Prevacid should not be prescribed as maintenance therapy to keep ulcers from coming back.
Side Effects and Interactions
Prevacid is well tolerated and side effects are uncommon.
Diarrhea, stomach ache, and nausea have been reported.
Less common were muscle weakness, rash, chest pain, constipation, gallstones, changes in blood sugar, and elevated liver enzymes.
Report any symptoms or suspected reactions to your physician promptly.
Prevacid interacts with very few drugs, but some other prescription medications require acidity for absorption.
Prevacid can interfere with such medicines, which include Nizoral, ampicillin, iron supplements, and Lanoxin, among others.
Vitamin B12 also requires an acid environment for absorption, and long-term use of Prevacid could result in low B12 reserves. This may have consequences for the nerves and blood. Please discuss this with your doctor.
The asthma drug theophylline also may be affected by Prevacid.
People taking acid-suppressing drugs such as Prevacid should not take enteric-coated peppermint oil.

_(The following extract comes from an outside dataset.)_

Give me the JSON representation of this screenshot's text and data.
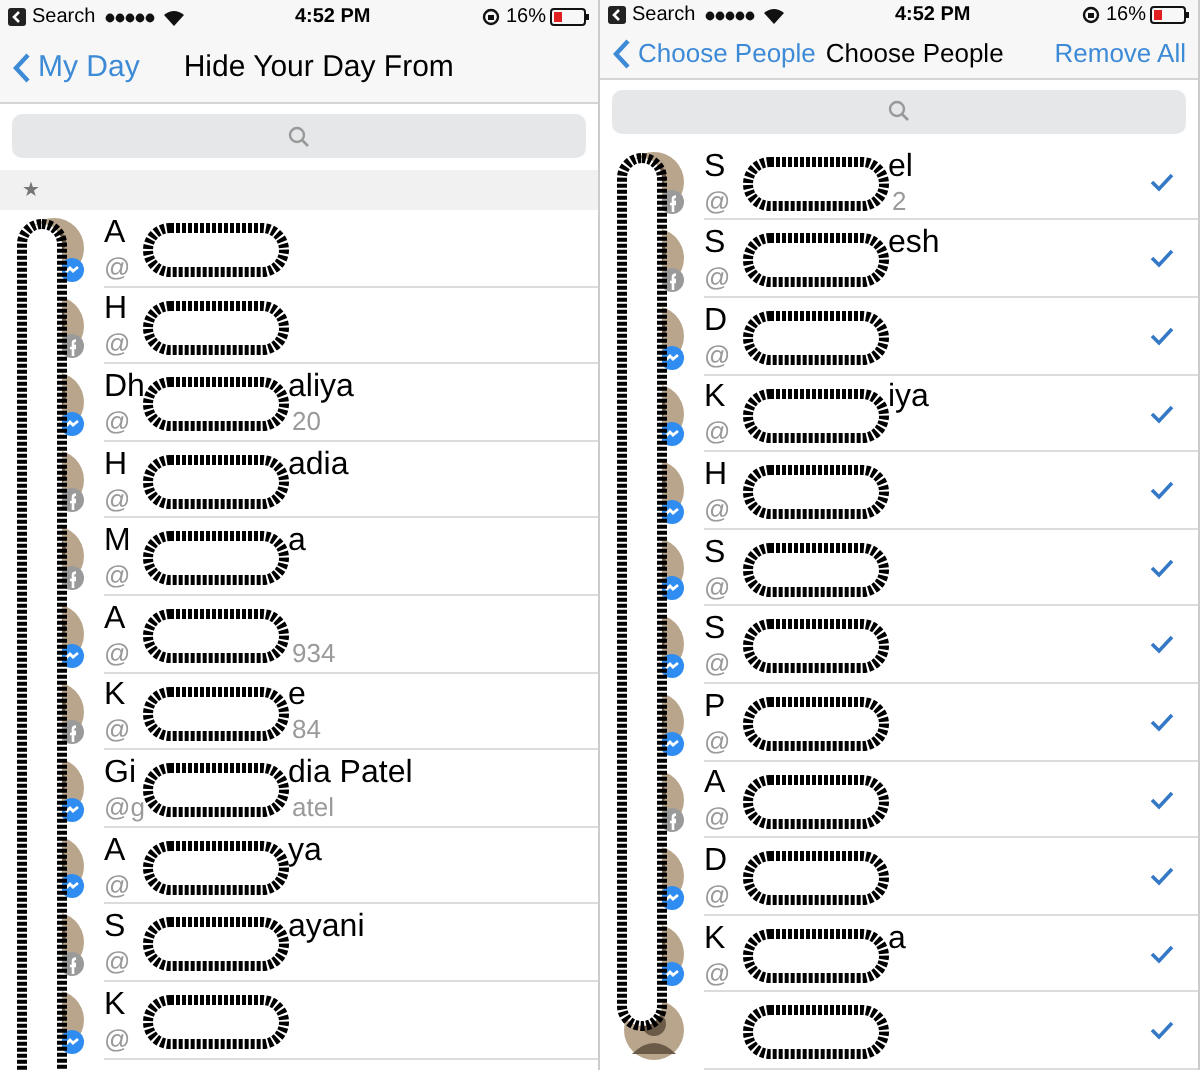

The enteric coating is designed to keep the oil from being absorbed until it reaches the more alkaline lower intestine. But when there is very little stomach acid, the enteric coating may dissolve prematurely, releasing the oil into the stomach.
Be sure to check with your pharmacist and physician about potential interactions before taking any other medication or herb in combination with Prevacid.
Animal studies have shown that Prevacid is associated with a dose-related increase in stomach cancers. It is not known whether this risk also applies to humans.
In addition, because it is so effective at reducing stomach acid concentrations, patients taking this medicine have higher levels of certain microorganisms in their stomachs than would normally survive there. Scientists do not yet know whether these bacteria have negative long-term consequences.
Regular supplementation with vitamins C and E might in theory provide protection against nitrosamines produced by the bacteria.
Taking the Medicine
Prevacid should be taken before meals. These delayed-release capsules should not be opened, crushed or chewed.
If Carafate is needed, it should be taken at least 30 minutes before Prevacid.